SudaneseOnline "سودانيز أونلاين"
- Type: Online newspaper
- Owner: Bakri Abubakr
- Publisher: Sudanese Online
- Editor: Bakri Abubakr
- Founded: 1999; 27 years ago
- Headquarters: Peoria, Arizona, United States
- Website: sudaneseonline.com

= SudaneseOnline =

Sudanese online newspaper

SudaneseOnline (سودانيز أونلاين) is an online bilingual newspaper for people from Sudan and South Sudan, based in Phoenix, Arizona, United States. The website was established in November 1999 by Bakri Abubakr, a Sudanese national residing in the US, with news and information about Sudan and South Sudan, and more than 500 archives in its library.

==Content==
The newspaper includes a section for news and press releases, covering local, regional, Sudanese and world news, an Opinions section, an image library with over 1500 images hosted by Pinterest and an audio-visual library with over 5000 videos hosted by YouTube, with video clips from classic and modern Sudanese music. The audio-visual library also contains an interactive archive of Sudanese folklore and historical events as well as several TV talk shows.

SudaneseOnline focuses on the political and socioeconomic climate in Sudan and South Sudan, with Sudanese news and views and a blog for Sudanese in the diaspora.

The website is listed in the United States Library of Congress. SudaneseOnline has published several thousand articles that dealt with Sudan political affairs, regional and international issues.

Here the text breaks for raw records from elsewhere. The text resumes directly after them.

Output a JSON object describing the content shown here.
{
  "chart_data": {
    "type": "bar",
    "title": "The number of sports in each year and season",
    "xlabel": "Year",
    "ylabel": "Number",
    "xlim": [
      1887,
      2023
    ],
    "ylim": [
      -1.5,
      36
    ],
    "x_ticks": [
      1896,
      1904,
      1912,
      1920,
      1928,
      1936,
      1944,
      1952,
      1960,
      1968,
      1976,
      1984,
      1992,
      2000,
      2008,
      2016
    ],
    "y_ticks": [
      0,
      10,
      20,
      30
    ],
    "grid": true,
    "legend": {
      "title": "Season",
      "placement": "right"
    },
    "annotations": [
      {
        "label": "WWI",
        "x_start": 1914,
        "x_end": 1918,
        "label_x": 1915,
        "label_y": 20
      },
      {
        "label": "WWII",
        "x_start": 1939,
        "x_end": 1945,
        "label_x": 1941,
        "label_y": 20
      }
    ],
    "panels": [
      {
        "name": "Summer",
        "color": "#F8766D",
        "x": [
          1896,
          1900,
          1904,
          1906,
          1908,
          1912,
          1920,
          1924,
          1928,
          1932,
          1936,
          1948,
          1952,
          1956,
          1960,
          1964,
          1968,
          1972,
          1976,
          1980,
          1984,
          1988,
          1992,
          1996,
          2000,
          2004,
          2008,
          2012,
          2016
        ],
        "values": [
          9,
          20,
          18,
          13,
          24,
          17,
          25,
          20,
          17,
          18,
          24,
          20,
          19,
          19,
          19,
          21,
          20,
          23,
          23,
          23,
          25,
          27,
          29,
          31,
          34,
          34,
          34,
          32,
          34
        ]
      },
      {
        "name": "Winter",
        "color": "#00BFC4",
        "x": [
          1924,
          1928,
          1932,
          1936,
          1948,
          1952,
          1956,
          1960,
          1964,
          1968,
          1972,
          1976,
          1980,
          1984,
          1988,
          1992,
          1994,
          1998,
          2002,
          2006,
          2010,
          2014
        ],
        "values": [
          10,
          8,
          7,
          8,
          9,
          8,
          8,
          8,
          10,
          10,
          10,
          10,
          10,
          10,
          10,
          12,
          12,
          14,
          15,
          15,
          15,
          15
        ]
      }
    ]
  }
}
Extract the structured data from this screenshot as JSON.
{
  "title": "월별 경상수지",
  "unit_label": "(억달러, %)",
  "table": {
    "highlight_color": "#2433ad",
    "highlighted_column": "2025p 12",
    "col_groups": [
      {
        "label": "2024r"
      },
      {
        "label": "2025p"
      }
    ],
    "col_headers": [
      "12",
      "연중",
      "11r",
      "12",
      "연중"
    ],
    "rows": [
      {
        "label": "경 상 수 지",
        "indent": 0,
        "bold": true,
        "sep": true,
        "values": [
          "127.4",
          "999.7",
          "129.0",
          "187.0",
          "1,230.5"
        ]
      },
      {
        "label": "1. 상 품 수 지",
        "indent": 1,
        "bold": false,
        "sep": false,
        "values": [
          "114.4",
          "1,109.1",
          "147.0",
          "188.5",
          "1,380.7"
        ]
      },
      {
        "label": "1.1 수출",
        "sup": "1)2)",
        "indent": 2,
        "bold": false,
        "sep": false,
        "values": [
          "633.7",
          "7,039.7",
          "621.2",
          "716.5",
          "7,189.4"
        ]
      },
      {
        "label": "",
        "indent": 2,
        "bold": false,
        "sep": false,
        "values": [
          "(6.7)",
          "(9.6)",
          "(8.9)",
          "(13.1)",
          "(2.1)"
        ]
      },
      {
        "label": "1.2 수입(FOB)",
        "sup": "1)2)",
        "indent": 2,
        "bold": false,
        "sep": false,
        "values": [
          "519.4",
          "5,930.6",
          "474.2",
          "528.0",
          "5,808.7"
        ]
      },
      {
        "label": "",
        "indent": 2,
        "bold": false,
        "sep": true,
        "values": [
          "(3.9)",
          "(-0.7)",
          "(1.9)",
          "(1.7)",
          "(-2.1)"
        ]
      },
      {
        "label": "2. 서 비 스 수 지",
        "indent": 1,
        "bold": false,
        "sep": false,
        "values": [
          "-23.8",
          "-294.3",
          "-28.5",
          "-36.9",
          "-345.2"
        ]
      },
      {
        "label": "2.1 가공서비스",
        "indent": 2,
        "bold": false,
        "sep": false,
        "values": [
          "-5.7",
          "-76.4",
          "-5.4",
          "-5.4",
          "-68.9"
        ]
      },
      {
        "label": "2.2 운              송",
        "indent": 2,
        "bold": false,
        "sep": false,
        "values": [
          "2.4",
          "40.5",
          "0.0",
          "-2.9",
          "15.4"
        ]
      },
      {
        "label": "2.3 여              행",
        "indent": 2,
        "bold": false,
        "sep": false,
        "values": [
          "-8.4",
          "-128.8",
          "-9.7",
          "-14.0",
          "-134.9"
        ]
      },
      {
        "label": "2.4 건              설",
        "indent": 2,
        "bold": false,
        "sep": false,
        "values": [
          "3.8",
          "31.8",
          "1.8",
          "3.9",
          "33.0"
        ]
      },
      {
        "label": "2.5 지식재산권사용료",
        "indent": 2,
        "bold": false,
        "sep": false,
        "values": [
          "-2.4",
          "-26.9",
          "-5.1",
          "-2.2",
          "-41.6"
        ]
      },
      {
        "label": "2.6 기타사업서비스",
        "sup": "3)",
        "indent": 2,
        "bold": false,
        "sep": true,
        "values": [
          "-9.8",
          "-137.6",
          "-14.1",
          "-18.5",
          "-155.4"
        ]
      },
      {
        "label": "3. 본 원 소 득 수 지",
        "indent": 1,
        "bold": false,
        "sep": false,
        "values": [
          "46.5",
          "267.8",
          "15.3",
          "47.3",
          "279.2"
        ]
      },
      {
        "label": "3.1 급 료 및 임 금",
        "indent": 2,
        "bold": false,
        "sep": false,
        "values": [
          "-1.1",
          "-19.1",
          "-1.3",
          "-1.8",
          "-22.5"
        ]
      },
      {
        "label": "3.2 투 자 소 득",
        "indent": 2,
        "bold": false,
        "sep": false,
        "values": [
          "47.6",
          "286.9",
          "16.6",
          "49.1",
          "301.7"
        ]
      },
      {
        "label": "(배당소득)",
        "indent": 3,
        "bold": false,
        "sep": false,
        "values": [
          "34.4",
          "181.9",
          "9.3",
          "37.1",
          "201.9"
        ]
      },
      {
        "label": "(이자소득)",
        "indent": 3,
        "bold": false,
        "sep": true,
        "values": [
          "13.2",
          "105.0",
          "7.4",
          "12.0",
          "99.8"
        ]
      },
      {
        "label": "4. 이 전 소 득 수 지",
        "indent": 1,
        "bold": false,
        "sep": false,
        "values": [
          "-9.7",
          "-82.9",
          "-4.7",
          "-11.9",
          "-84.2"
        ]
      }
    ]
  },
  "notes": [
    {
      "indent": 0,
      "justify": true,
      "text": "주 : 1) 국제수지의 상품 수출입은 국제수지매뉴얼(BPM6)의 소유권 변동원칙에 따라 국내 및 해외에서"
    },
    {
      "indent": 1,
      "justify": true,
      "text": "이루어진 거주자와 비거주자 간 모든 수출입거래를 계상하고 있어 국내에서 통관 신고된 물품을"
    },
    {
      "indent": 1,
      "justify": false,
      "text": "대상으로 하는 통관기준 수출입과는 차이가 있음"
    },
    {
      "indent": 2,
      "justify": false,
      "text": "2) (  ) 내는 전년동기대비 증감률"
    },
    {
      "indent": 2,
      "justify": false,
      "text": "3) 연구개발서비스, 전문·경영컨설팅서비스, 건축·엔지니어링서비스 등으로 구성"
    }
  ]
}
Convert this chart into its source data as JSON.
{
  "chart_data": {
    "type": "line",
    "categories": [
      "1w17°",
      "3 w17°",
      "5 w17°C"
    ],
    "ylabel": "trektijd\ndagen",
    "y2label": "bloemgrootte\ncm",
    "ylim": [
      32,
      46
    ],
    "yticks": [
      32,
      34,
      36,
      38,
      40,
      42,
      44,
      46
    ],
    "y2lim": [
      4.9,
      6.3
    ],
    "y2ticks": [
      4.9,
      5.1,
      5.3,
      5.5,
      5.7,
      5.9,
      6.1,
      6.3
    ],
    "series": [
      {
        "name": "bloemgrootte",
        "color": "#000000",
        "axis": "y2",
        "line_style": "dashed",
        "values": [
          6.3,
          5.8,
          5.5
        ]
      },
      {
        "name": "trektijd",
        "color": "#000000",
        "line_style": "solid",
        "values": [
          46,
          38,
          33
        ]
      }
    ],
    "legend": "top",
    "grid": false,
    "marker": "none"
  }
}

In addition, SudaneseOnline aims to enable its readers to establish friendship with others, and has assisted in retrieving family ties among some of its visitors. It has facilitated the marriages of 14 couples, e.g. the marriage of Alaa Tmbis and Dalia.

==Campaigns ==
Members of the website collected more than eight thousand US dollars for the medical treatment of Sana'a Al-Amin Awadalkarim. They also financially contributed in the medical treatment of the Sudanese poet, the late Mahjob Sharrif and Ghada Noury (in Jordan) and the Sudanese child Mohammed Mahmoud Sayed Alyas. Readers of SudaneseOnline signed an appeal addressed to the Sudanese authorities to stop an execution verdict against the poet Abddul Monem Rahman, who was arrested by the Sudanese National Intelligence and Security Service in Damazin after the eruption of the Second Sudanese Civil War in Blue Nile province together with his nineteen colleagues who have been detained and transferred from Singa prison to Kober prison in the capital, Khartoum. Readers of the website collected more than ten thousand US dollars for the publication of a book written by the Sudanese politician AlKhatim Adlan titled: "What is the Exile? What is the Homeland?"

In addition, readers of SudaneseOnline and some Sudanese living abroad set up a network of reporters for Al-Rahil Awatef Ahmad Isaac from several countries, and a volunteer society with a $10 monthly membership fee.

==In academic research==
Several Sudanese researchers and students conducted post-graduate researches about Sudaneseonline. These researchers included :
- Dr. Saifuddin Hassan AlAwad who obtained his PhD degree from the International Islamic University of Malaysia based on his dissertation titled: "Mutual Priorities of Conventional and Modern Mass Media- SudaneseOnline website as a case study"
- Dr. Abu Obeida Abdel Qader Obaid Mudawi who obtained his PhD degree from Ohio University –United States based on his dissertation titled: "The Role of SudaneseOnline in mass communication of Sudanese citizens around the world".

==Blockage, hacker attacks and censorship==
SudaneseOnline has been exposed several times to blockage and hacking attacks from Sudanese government authorities. On 10 July 2004 the Arab Network for Human Rights Information issued a statement condemning blockage of SudaneseOnline by Sudanese government authorities, saying that it considered such blockage as a violation of freedom of opinion and expression according to human rights conventions, and an infringement of the right of information dissemination. The network pleaded with the Sudan government to immediately stop blockage of SudaneseOnline pursuant to article 19 of the Civil and Political Rights Convents, which guarantee provision and dissemination of information and ideas among people.

The writings and books of several Sudanese intellectuals and writers published and downloaded in SudaneseOnline have been blocked and hacked by the Sudanese government authorities. These writers included the novelist Muhsin, Khalid whose books have been confiscated in Sudan and severely criticized by the local media.

SudaneseOnline is supported solely by advertising.

== Awards ==
The Students Union of Khartoum University (KUSU) awarded its annual prize in 2004 to Sudaneseonline for its support to Sudanese students' demands.